Setting the record straight!

President Barack Obama
1600 Pennsylvania Avenue, NW
Washington, DC 20500
president@whitehouse.gov

Dear Mr. President:

We in Canada not with interest your latest campaign ads suggest Mr. Romney may have certain vampire like-tendencies. To set the record straight, there are only two remaining vampires left in the world both resident of Canada.
Count Floyd

As well as, businessman Kevin O'Leary a regular on CBC Television's The Lang & O'Leary Exchange and sell-professed vampire.
Thank you for allowing us to set the record straight.

Sincerely,
Clare L. Pieuk
Obama ad calls Mitt Romney's Bain Capital frim a 'vampire'
By Rachel Weiner
Monday, May 14, 2012


President Obama’s campaign is out with a tough new ad, “Steel,” attacking former Massachusetts governor Mitt Romney’s record on job creation.

The two-minute ad focuses on GS Technologies, a steel mill in Kansas City, Missouri, that was bought by Romney’s private equity firm Bain Capital and went bankrupt soon after.

The ad paints Romney as out of touch with the needs of the local workers and concerned only with Bain’s own profits.

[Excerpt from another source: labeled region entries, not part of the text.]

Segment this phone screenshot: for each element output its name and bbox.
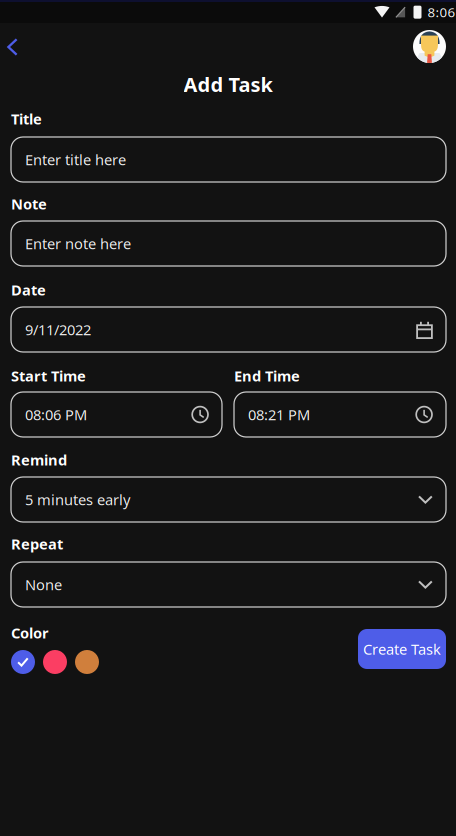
- staticText: 9/11/2022: [25, 320, 91, 339]
- staticText: Create Task: [363, 639, 441, 659]
- staticText: 08:06 PM: [25, 405, 87, 424]
- staticText: Color: [11, 623, 49, 642]
- button[interactable]: None: [0, 0, 446, 607]
- button[interactable]: Create Task: [0, 0, 446, 669]
- staticText: Start Time: [11, 366, 86, 386]
- staticText: 8:06: [428, 3, 456, 21]
- staticText: Note: [11, 194, 47, 214]
- button[interactable]: 9/11/2022: [0, 0, 446, 352]
- button[interactable]: Blue colour, selected: [11, 650, 35, 674]
- staticText: Add Task: [184, 71, 272, 98]
- staticText: Repeat: [11, 534, 63, 554]
- staticText: End Time: [234, 366, 300, 386]
- staticText: Remind: [11, 450, 67, 470]
- staticText: 5 minutes early: [25, 490, 130, 509]
- staticText: Enter note here: [25, 234, 131, 253]
- staticText: Date: [11, 280, 46, 300]
- staticText: 08:21 PM: [248, 405, 310, 424]
- staticText: Title: [11, 109, 42, 128]
- staticText: None: [25, 575, 62, 594]
- button[interactable]: 5 minutes early: [0, 0, 446, 522]
- button[interactable]: Profile: [413, 0, 456, 63]
- button[interactable]: 08:06 PM: [0, 0, 222, 437]
- button[interactable]: 08:21 PM: [0, 0, 446, 437]
- button[interactable]: Pink colour: [43, 650, 67, 674]
- button[interactable]: Back: [0, 0, 18, 56]
- button[interactable]: Orange colour: [75, 650, 99, 674]
- staticText: Enter title here: [25, 150, 126, 169]
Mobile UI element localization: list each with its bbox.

“We view Mitt Romney as a job destroyer,” says one former mill worker in the ad. Another calls Bain “a vampire. They came in and sucked the life out of us.”



The spot will air in five key states: Ohio, Pennsylvania, Virginia, Iowa and Colorado. It will run for only one day, May 16, on the evening news. The campaign has also launched a Web site, RomneyEconomics.com, with a six-minute version of the ad.

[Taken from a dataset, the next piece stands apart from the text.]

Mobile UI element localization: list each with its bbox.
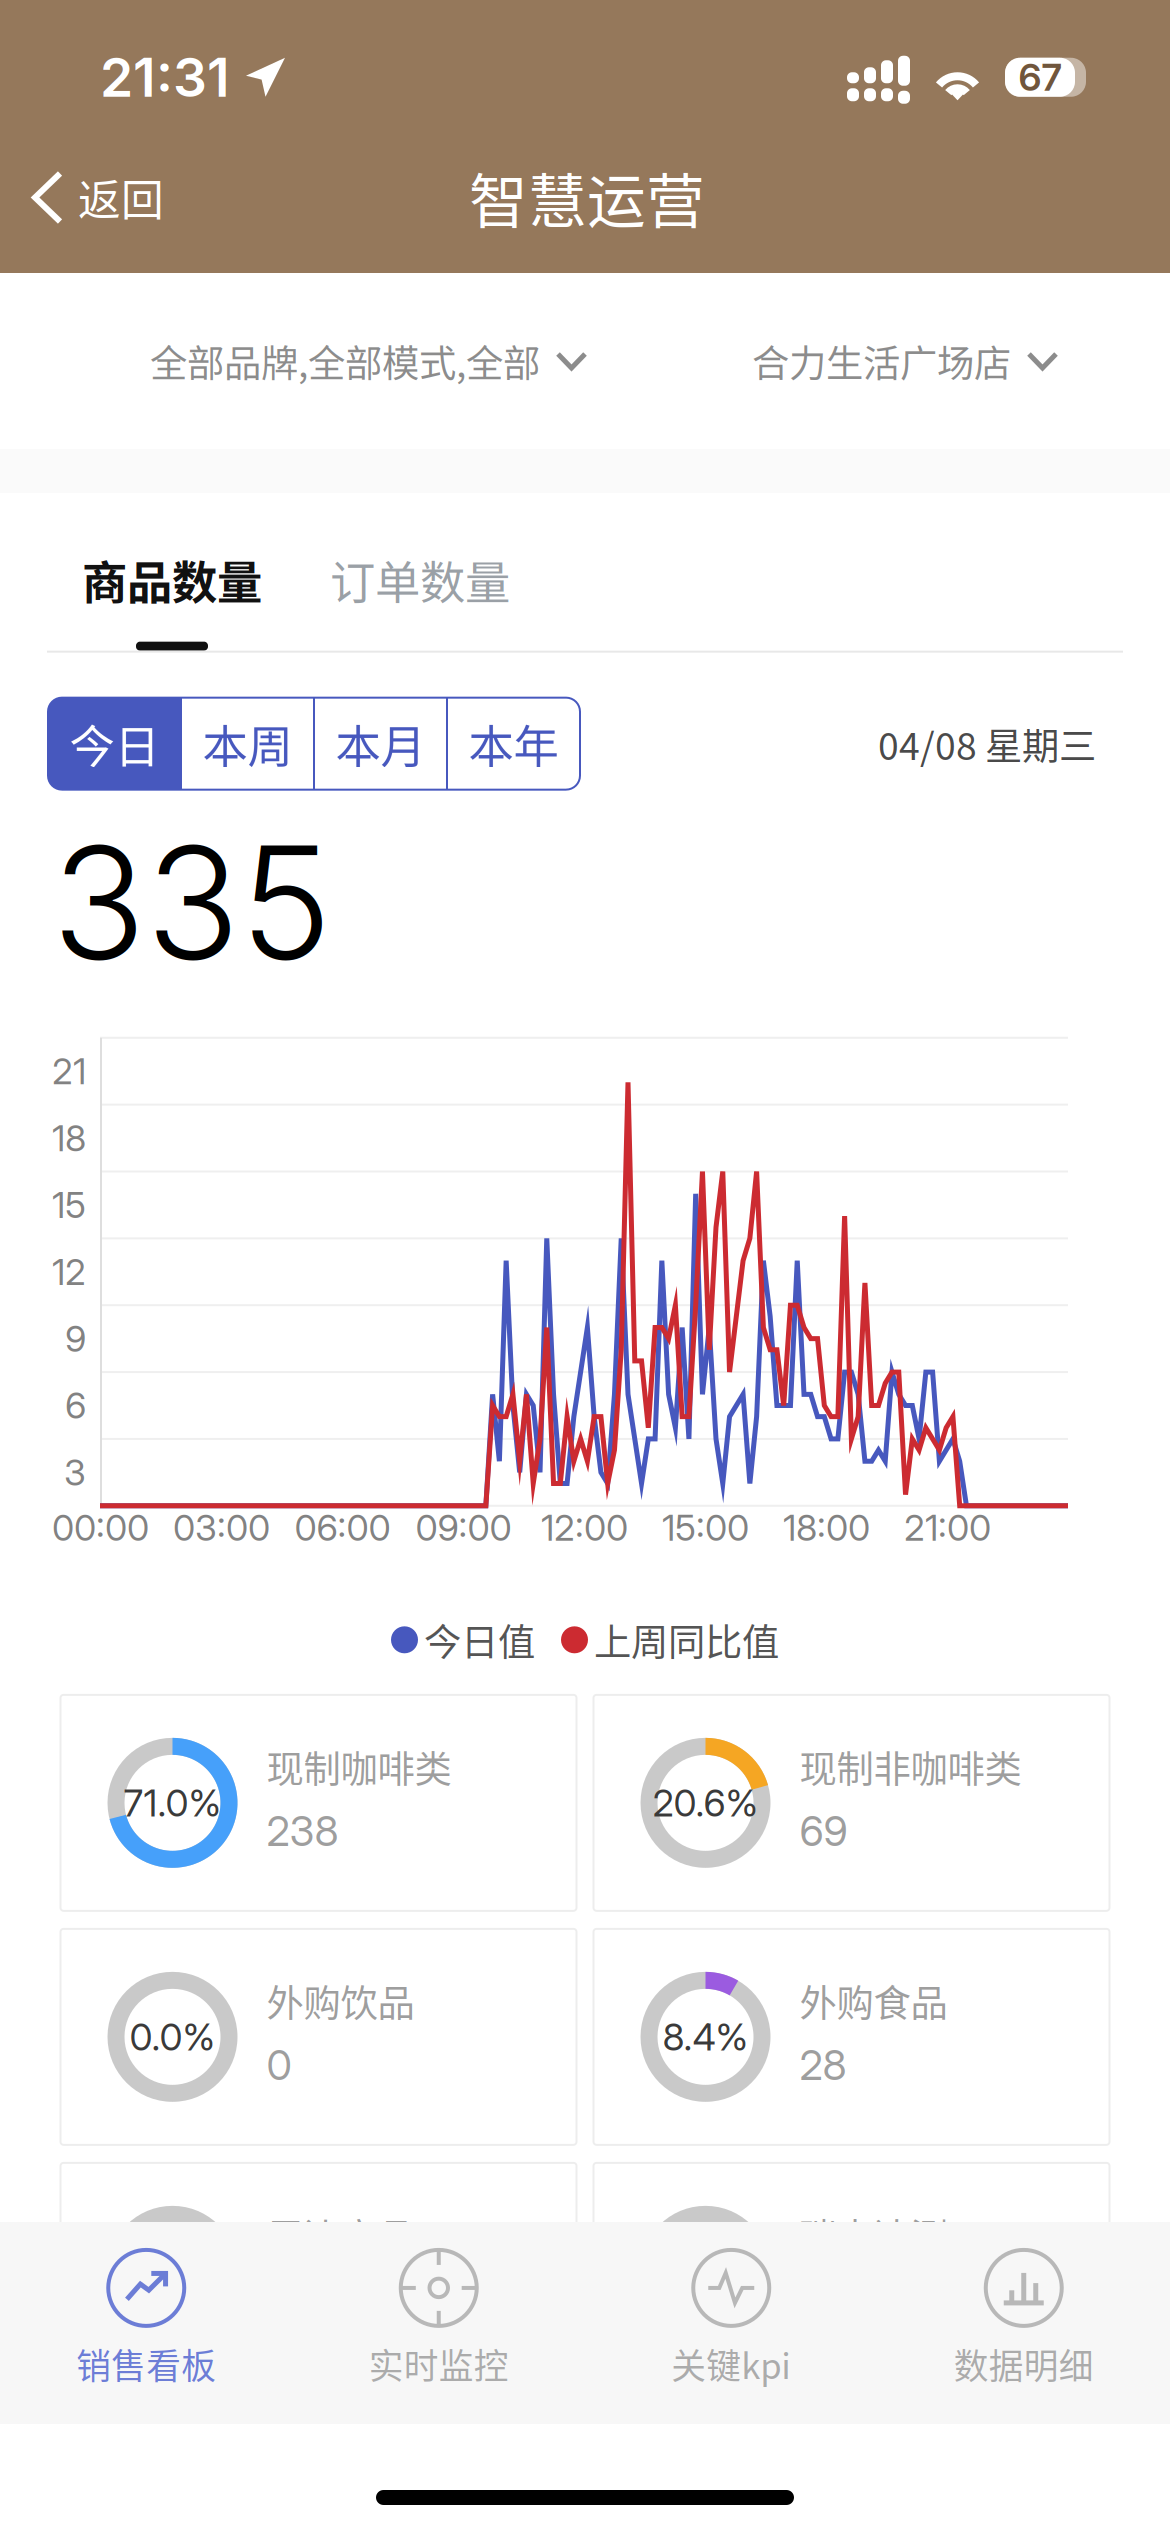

The Obama campaign has launched a $25 million ad buy this month.

“Mitt Romney helped create more jobs in his private sector experience and more jobs as Governor of Massachusetts than President Obama has for the entire nation,” said Romney spokeswoman Andrea Saul.

The Romney campaign also released its own web ad, “American Dream,” focused on a successful steel company invested in by Bain:



Bain bought GST in 1993. According to a January profile of the takeover by Reuters, less than a decade later, the plant closed, and 750 workers lost their jobs. The workers were denied their severance and health insurance, and their pensions were cut. A federal pension agency had to bail out the underfunded pension plan. Yet Bain profited.

“Bain Capital invested in many businesses,” Romney spokesman Ryan Williams told Reuters. “While not every business was successful, the firm had an excellent overall track record and created jobs with well-known companies like Staples, Dominos Pizza and Sports Authority.”

Romney co-founded Bain, but he left in 1999 to run the Salt Lake City Winter Olympics. The steel company went bankrupt in 2001. “He set this in motion,” argued Obama deputy campaign manager Stephanie Cutter on a conference call with reporters.

The ad is Obama’s first to attack Romney’s business record, but it’s not the first criticism of Romney’s Bain tenure during the presidential campaign. In the Republican primary race, former House speaker Newt Gingrich and Texas Governor Rick Perry took similar lines of attack.